Re: Disks never stop spinning

From: Peter Grandi <hidden>
Date: 2014-11-13 14:05:58

I've got an array (on kubuntu 14.10) with 5 WD-RED drives and
would like them to stop rotating when there is no access for
10 minutes. I used hdparm -S 120
That works here for 6 disks on which I have created various
types of MD sets for holding data or for testing.

  #  cat /proc/mdstat 
  Personalities : [raid6] [raid5] [raid4] [raid10] [linear] [multipath] [raid0] [raid1] 
  md1 : active raid10 sde3[6] sdd3[4] sdb3[0] sdc3[5]
	486538976 blocks super 1.0 16K chunks 2 near-copies [4/4] [UUUU]

  md4 : active raid6 sde4[3] sdb4[0] sdg4[7] sdd4[2] sdf4[6] sdc4[1]
	973077760 blocks super 1.0 level 6, 64k chunk, algorithm 2 [6/6] [UUUUUU]

  md2 : active raid5 sde2[2] sdg2[5] sdf2[3] sdc2[0] sdd2[1]
	486538752 blocks super 1.0 level 5, 64k chunk, algorithm 2 [5/5] [UUUUU]
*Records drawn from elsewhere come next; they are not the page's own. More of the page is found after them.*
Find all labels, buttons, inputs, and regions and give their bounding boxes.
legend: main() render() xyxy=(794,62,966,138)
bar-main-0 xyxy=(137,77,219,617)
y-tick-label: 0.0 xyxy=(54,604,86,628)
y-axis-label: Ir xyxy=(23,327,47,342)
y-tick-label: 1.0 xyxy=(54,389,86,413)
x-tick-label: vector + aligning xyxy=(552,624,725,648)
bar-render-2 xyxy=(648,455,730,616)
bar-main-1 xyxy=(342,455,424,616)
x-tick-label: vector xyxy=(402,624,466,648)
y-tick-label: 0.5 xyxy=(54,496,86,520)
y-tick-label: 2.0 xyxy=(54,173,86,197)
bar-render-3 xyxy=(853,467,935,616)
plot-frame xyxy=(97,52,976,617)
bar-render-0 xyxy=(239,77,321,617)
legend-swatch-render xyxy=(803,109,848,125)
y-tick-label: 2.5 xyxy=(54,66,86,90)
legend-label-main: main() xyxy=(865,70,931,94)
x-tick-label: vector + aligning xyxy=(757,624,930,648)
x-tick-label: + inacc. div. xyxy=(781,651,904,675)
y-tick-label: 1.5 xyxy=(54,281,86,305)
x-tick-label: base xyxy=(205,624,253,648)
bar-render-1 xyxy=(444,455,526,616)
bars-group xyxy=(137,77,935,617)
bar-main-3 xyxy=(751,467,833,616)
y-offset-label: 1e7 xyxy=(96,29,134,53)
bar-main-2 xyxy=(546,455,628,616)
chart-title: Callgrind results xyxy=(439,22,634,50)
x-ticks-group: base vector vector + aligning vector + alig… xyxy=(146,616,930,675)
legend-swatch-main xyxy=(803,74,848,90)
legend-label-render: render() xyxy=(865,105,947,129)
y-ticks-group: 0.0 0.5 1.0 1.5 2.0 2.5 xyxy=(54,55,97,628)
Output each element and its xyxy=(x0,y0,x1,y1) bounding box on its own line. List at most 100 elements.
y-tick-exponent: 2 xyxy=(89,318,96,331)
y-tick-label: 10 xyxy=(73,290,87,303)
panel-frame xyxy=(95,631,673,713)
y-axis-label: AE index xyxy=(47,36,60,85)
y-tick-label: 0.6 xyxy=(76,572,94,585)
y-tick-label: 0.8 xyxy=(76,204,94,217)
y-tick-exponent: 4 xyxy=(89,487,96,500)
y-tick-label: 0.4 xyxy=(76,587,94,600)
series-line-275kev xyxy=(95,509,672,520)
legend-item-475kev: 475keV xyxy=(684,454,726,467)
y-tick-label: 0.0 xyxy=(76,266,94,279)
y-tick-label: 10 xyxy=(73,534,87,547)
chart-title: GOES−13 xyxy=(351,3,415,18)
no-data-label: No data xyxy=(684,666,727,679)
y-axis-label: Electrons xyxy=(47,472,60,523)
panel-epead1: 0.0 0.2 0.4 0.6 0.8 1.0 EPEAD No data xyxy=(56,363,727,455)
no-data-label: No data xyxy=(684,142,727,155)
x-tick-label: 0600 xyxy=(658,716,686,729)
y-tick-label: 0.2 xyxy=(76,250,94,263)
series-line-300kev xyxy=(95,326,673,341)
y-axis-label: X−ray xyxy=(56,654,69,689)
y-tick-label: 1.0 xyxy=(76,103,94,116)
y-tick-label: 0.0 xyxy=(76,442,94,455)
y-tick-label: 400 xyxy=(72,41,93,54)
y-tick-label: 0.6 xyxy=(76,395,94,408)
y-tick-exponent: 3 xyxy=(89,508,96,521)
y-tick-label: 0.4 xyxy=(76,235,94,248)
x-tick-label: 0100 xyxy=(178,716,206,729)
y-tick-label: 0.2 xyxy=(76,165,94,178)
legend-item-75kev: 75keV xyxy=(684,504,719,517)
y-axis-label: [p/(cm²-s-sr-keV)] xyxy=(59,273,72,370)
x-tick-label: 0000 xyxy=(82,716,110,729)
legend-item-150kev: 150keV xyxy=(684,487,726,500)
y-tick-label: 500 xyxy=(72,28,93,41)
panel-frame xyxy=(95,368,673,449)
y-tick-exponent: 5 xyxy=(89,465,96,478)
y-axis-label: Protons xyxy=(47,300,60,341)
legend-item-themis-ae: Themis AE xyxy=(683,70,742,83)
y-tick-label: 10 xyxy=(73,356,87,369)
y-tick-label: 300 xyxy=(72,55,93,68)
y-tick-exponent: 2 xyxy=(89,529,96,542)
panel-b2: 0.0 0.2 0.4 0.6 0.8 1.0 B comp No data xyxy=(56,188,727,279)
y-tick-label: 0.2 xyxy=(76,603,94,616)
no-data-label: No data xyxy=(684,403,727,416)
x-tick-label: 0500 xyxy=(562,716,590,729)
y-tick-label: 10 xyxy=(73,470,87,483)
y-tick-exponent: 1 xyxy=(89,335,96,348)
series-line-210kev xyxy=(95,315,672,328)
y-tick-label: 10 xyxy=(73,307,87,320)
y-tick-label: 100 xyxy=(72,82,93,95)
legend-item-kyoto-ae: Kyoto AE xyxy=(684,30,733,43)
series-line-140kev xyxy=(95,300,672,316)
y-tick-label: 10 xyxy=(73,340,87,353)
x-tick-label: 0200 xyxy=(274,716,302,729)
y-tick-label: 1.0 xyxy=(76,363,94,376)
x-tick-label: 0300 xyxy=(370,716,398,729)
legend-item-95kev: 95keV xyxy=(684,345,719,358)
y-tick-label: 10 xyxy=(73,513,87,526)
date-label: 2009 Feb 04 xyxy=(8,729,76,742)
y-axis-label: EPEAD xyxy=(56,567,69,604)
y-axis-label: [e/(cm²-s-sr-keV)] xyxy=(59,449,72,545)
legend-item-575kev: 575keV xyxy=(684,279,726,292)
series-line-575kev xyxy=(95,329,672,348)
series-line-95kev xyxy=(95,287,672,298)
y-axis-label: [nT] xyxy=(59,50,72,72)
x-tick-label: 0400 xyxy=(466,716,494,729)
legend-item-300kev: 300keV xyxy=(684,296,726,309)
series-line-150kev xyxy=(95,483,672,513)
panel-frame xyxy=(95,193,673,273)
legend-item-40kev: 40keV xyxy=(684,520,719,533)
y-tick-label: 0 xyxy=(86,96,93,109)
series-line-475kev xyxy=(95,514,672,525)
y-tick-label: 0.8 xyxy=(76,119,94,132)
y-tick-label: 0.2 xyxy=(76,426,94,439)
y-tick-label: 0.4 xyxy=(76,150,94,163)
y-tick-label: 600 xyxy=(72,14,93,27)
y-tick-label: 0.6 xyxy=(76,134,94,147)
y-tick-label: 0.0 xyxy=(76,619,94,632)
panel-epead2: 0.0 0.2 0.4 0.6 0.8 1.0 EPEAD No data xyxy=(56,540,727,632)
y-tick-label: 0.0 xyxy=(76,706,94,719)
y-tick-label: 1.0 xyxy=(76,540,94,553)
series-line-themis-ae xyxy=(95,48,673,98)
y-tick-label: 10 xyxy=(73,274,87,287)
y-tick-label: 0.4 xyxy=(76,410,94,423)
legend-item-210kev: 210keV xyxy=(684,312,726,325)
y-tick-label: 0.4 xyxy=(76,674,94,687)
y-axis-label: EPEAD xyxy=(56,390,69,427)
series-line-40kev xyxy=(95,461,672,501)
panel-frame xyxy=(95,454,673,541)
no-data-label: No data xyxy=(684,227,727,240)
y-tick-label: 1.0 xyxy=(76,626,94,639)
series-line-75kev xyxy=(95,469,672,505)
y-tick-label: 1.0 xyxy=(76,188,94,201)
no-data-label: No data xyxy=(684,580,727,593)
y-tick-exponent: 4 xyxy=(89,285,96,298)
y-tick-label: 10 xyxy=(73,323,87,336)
  md0 : active raid10 sde1[3] sdb1[0] sdg1[5] sdf1[4] sdc1[1] sdd1[2]
	364904208 blocks super 1.0 16K chunks 2 near-copies [6/6] [UUUUUU]

  unused devices: <none>

  #  hddtemp /dev/sd[bcdef]
  /dev/sdb: SAMSUNG HD103UJ: drive is sleeping
  /dev/sdc: WDC WD10EZEX-22RKKA0: drive is sleeping
  /dev/sdd: ST1000DM003-9YN162: drive is sleeping
  /dev/sde: SAMSUNG HD103SJ: drive is sleeping
  /dev/sdf: WDC WD10EZEX-22RKKA0: drive is sleeping
for all of them but they keep on running. [ ... ]
That means something else is waking up those disks. To verify
this use something like:

  sudo iostat -dkxz 1

or use something like:

  sudo sysctl vm/block_dump=1; sleep 120; sudo sysctl vm/block_dump=0

and then look at the debug log to see which inodes get hit.